Independent SFO 'set to stay' after general election result, says expert

Out-Law News | 14 Jun 2017 | 11:04 am | 1 min. read

Conservative plans to merge the Serious Fraud Office (SFO) with the National Crime Agency (NCA) are unlikely to go ahead following last week's general election result, an expert has said.

White collar crime expert Barry Vitou of Pinsent Masons, the law firm behind Out-Law.com, said that the government must now focus on proper funding for the SFO, which investigates and prosecutes the most serious cases of fraud, corruption and corporate crime.

The Conservative Party had pledged to merge the SFO into the NCA as part of its pre-election manifesto. Doing so would "strengthen Britain's response to white collar crime ... [improve] intelligence sharing and [bolster] the investigation of serious fraud, money laundering and financial crime", according to the document.

The party lost its parliamentary majority at last week's general election, and plans to form a minority government with support from Northern Ireland's Democratic Unionist Party (DUP) ahead of the state opening of parliament on 19 June, at which it will set out its plans for future legislation.

"With her authority now seriously dented, it is unlikely that Theresa May's plan for the SFO will now be carried through," said Vitou. "The SFO is set to stay."

"The SFO's political independence is very important as it helps ensure that it will pursue cases even if that risks embarrassing the government or UK Plc. Operationally, it is a much improved outfit, and a period of immense change and restructuring could jeopardise those improvements," he said.

The SFO has had some high-profile successes in recent months despite considerable budget cuts. These have included deferred prosecution agreements (DPAs) with Rolls Royce and with Tesco Stores Ltd, in which both businesses paid multi-million pound settlements in order to avoid a criminal investigation and potential prosecution.

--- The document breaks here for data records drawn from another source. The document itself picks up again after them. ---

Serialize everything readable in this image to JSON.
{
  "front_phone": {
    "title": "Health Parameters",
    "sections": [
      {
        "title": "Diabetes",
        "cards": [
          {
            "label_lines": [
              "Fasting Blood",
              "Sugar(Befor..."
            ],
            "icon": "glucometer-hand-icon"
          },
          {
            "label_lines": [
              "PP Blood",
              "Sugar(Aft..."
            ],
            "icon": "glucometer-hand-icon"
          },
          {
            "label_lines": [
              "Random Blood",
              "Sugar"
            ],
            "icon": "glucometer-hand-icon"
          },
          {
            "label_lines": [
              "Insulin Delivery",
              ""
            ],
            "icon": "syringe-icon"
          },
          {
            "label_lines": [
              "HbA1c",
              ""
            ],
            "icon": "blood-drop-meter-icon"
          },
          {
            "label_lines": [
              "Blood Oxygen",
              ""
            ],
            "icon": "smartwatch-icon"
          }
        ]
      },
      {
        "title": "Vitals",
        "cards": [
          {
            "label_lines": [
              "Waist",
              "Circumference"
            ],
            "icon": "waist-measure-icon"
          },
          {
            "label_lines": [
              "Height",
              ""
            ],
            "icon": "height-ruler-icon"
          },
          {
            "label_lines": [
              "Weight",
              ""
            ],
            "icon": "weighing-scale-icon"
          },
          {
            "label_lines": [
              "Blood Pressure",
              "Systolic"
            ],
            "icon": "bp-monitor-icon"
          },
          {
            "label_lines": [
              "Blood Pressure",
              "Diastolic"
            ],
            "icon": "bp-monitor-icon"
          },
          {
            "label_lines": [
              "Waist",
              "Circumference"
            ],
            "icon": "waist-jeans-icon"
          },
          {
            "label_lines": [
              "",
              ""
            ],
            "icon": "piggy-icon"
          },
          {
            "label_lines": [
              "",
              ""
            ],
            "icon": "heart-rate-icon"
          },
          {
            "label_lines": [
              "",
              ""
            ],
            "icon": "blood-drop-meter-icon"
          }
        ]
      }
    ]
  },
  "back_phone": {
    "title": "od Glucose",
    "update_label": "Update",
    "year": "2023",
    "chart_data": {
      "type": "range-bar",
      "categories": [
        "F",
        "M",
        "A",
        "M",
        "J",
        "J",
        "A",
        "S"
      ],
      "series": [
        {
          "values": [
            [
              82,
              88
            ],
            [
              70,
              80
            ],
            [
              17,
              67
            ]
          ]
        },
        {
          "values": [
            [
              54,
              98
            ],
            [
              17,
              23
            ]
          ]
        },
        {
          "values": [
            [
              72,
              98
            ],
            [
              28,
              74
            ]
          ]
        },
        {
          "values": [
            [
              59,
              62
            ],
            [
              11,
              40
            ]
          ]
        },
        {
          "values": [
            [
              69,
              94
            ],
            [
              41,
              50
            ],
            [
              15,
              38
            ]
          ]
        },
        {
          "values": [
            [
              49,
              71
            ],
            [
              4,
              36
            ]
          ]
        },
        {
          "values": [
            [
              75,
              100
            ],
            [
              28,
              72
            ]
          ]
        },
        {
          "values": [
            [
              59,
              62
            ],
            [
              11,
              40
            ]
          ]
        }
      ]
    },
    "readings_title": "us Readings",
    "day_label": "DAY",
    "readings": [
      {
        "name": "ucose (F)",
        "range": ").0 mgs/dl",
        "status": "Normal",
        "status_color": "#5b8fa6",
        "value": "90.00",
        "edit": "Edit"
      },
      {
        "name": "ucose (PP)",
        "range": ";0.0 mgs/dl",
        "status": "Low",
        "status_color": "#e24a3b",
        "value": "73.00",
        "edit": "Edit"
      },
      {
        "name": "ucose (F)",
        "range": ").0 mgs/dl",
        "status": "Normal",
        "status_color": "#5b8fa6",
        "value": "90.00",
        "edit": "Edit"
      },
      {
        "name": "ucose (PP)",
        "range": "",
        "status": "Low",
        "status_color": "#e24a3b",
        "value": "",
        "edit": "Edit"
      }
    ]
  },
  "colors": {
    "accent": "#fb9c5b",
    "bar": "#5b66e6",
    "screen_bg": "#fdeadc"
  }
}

Before the election, the UK Cabinet Office had been reviewing the various bodies involved in the oversight and enforcement of economic crime in the UK as part of a wide-ranging review. Home secretary Amber Rudd said in December that this review would consider "the effectiveness of our organisational framework, and the capabilities, resources and powers available to the organisations that tackle economic crime".

The Organisation for Economic Cooperation and Development (OECD) warned in March that a "pragmatic and effective" SFO should be at the heart of the UK's anti-corruption efforts. International watchdogs praised the effectiveness of the so-called 'Roskill model', bringing together prosecutors, investigators and other specialists within a single agency.

The creation of an independent SFO was the central recommendation of the independent Fraud Trials Committee, chaired by Lord Roskill, in its 1986 report. The committee was set up by the government in response to public dissatisfaction with the existing system for investigating and prosecuting serious or complex fraud in the UK.